Une solution qui fait des émules
Face à ces résultats prometteurs, de nouvelles communes rejoignent l’aventure. À Aix-en-Provence, c’est une collaboration inédite entre services municipaux et associations de quartier qui a vu le jour en 2023. Les habitants volontaires participent à la surveillance des poules, créant ainsi du lien social autour d’un projet écologique.
« Nous travaillons maintenant sur une application mobile qui permettra aux citoyens de signaler les nids de processionnaires et de suivre en temps réel l’impact des poules », explique Sandra Martinez, responsable du service environnement de la ville. « C’est une façon de rendre visible cette lutte silencieuse qui se joue sous nos pins. »
Des défis à relever
Malgré son succès, la méthode connaît quelques limites.
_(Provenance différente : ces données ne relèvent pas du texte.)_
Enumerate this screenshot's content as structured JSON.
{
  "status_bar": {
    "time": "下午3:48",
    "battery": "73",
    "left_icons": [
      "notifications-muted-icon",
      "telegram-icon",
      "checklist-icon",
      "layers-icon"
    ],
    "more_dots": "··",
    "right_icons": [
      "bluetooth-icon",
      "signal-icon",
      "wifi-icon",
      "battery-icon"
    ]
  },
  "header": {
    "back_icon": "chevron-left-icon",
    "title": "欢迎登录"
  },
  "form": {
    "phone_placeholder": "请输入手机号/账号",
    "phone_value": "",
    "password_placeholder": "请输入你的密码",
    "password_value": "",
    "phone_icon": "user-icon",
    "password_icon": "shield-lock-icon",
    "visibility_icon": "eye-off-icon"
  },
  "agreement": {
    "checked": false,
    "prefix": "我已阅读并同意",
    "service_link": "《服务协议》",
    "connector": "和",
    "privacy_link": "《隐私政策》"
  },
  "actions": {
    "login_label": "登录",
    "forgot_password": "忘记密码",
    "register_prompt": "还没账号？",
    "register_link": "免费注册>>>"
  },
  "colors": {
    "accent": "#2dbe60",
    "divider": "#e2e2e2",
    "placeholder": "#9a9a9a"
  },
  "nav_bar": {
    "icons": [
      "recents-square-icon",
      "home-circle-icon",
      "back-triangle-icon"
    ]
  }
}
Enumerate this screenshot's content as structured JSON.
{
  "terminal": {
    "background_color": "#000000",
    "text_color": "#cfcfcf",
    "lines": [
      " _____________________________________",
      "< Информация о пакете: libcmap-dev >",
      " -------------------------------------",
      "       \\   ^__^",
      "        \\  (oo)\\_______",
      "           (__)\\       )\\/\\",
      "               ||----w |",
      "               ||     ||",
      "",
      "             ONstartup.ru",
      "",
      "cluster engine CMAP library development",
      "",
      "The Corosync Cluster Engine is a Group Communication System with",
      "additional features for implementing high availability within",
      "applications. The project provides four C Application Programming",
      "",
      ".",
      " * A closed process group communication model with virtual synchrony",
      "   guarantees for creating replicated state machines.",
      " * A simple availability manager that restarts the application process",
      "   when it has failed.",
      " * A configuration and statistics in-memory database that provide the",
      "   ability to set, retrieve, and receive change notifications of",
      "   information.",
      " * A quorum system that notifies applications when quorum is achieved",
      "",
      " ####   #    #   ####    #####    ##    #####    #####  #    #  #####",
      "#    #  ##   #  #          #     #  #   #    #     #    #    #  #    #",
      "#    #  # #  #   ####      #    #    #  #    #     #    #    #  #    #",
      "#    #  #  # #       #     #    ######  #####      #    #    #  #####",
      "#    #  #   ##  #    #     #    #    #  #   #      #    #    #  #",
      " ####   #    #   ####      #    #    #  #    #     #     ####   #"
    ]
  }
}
Les zones rocailleuses ou trop pentues restent difficiles d’accès pour les poules. Par ailleurs, la présence de prédateurs comme le renard peut complexifier la mise en œuvre du dispositif dans certaines régions.
Le principal défi reste toutefois logistique : qui s’occupe des poules une fois leur mission accomplie ? Des solutions émergent progressivement : certaines communes ont créé des « poulaillers municipaux » permanents, d’autres ont développé des systèmes de rotation entre particuliers volontaires.
« Nous travaillons actuellement sur un label ‘Poule de combat anti-processionnaire’ qui permettrait de valoriser les œufs issus de ces programmes », révèle Jean-Marc Bonnet. « Ces poules consomment des protéines d’insectes en quantité, ce qui se traduit par des œufs particulièrement riches en oméga-3. Pourquoi ne pas transformer cette contrainte en opportunité gastronomique ? »
Alors que les chenilles processionnaires étendent leur territoire vers le nord de la France, portées par le réchauffement climatique, cette solution écologique pourrait bien faire des petits. D’autres insectes ravageurs pourraient également être ciblés par nos gallinacés. Et si l’avenir de nos forêts passait par le retour des poulaillers ? Une chose est sûre : entre la chimie et la poule, la nature a déjà choisi son camp.